写真1.上顎の入れ歯の裏の歯肉と口蓋の粘膜に白い斑点が発生している。カンジダ菌である。 写真2.上顎の口蓋・頬・舌粘膜の白い斑点はカンジダ菌の異常発生。
腫れをみる:
 感染による口唇・歯肉・舌・頬粘膜の腫れや、歯周病による歯肉の腫れ、薬(ヒダントイン、Ca拮抗剤、シクロスポリンAなど)の副作用により歯肉が増殖して腫れたり、口腔癌の腫れがある。頬や唇を噛んでできるポリープや入れ歯や歯にかぶせた金属冠の刺激でできるエプ−リスなどの腫れもある。唾液がでるところがつまってできる嚢の腫れ、血液が異常に増えてできる赤紫色の腫れ、青紫色のメラニンの腫れがある。
出血をみる:
 歯周病に見られる歯肉の感染によって出血しやすくなる。

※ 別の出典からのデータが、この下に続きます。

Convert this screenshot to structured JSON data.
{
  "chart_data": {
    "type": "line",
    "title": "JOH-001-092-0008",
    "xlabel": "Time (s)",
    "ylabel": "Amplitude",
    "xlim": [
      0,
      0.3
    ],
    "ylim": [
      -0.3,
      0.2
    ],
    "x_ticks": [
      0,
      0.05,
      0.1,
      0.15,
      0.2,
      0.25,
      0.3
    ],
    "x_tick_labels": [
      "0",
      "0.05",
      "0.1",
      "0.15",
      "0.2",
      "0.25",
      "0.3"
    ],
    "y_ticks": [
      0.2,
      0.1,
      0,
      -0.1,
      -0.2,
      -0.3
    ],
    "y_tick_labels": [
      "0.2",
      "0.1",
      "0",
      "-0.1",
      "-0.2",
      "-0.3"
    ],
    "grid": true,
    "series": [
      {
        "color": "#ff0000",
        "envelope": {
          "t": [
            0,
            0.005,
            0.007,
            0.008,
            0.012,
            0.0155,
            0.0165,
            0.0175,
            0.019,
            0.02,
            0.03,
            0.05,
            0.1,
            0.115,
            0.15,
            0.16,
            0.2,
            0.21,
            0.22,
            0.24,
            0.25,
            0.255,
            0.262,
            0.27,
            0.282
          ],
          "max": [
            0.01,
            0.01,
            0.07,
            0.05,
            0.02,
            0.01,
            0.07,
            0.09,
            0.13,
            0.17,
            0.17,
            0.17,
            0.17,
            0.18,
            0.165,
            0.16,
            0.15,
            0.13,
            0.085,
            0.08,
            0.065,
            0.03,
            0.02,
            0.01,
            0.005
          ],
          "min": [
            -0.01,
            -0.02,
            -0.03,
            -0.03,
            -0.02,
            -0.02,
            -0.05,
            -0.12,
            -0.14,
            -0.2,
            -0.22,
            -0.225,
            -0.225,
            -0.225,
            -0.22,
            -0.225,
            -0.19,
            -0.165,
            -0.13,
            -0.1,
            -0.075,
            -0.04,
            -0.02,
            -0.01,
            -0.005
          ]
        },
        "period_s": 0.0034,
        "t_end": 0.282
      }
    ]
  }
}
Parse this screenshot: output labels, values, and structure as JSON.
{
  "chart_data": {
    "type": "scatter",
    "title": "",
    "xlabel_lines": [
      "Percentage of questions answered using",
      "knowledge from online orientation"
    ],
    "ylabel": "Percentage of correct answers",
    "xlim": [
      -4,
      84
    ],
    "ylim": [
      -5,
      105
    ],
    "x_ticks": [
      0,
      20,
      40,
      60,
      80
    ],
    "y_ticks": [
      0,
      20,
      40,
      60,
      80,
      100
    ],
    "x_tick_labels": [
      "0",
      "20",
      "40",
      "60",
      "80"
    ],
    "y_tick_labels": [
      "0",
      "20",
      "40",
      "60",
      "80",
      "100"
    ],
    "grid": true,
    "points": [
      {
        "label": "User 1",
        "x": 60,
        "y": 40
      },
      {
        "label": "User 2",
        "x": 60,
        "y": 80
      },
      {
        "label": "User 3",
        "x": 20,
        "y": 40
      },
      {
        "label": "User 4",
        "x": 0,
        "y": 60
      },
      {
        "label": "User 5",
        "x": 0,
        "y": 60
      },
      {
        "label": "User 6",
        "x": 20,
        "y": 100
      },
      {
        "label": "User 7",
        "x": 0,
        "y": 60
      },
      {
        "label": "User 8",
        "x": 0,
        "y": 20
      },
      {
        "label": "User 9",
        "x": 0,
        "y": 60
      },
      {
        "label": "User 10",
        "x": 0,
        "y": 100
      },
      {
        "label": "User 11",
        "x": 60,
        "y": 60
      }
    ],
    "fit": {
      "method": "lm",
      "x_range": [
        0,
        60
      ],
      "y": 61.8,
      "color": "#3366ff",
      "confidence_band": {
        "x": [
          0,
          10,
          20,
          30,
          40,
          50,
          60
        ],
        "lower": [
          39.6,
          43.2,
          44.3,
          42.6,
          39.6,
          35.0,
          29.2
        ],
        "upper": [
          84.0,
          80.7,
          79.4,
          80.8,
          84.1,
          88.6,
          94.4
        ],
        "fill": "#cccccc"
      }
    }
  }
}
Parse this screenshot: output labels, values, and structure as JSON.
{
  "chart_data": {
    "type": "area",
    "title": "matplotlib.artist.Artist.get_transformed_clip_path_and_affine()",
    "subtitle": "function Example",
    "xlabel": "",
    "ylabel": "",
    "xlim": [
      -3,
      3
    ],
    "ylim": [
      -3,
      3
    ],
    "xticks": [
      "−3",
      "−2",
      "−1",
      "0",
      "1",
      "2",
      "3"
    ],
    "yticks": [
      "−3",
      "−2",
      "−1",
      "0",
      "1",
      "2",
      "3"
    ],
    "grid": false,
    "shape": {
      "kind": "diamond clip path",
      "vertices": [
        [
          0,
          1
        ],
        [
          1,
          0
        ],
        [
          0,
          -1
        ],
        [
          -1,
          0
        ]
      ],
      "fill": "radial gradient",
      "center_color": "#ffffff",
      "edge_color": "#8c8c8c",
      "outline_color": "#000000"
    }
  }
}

白血病患者では歯肉の辺縁から絶えず出血することがある。白血病患者のブラッシングや歯肉のポケットの中の歯石を除去することは極めて危険であり不可能となる。
乾燥をみる:
 口の中が渇いてネバネバしたり、口の中の違和感がある。催眠鎮静剤、抗不安剤などの薬剤を長期間内服していると、唾液の分泌が押さえられて唾液の量は5分の1から10分の1に減ってしまうために口の中が乾燥してネバネバした感じになる。放射線治療で唾液の凌駕20分の1に減ってしまうか殆ど出なくなることもある。
味覚の異常をみる:
 血圧降下剤を長期間内服していると味に異常をきたして味がわからなくなる。味の神経がおかされると同じようなことが起こる。
舌の知覚異常をみる:
 舌の知覚を司る神経が異常をきたすと舌の表面・側面・突端の知覚が異常をきたしてピリピリ舌過敏な知覚や麻痺感が生じる。
舌と顎の動きをみる:
 舌を動かす神経がおかされたり、脳の麻痺や頭部の外傷による意識障害などが生じると舌の運動が異常になったり、なくなったりすると食べることが出来なくなったり、飲み込みが難しくなって、あやまって気管に入って誤嚥性の肺炎を起こしたりする。脳が障害されると口を開いたり閉じたりする顎の運動が障害されて食べ物を咀嚼することが難しくなったり、口の中を清掃することが難しくなって不潔なままで誤嚥して肺炎を生じる。顎がはずれてしゃべることも、食べることも出来なくなることもある。
 まとめ
記載した口腔に生じる障害は殊に高齢障害に見られる。口腔の障害を早く見つけて取り除いたり、対処することが口腔ケアのポイントである。そしてブラッシングやプラークコントロール、含嗽剤によるうがいは高齢者の誤嚥性肺炎の予防となる。また抗真菌剤のうがいはカンジダ菌の異常発生を防ぎ感染の予防と治療になる。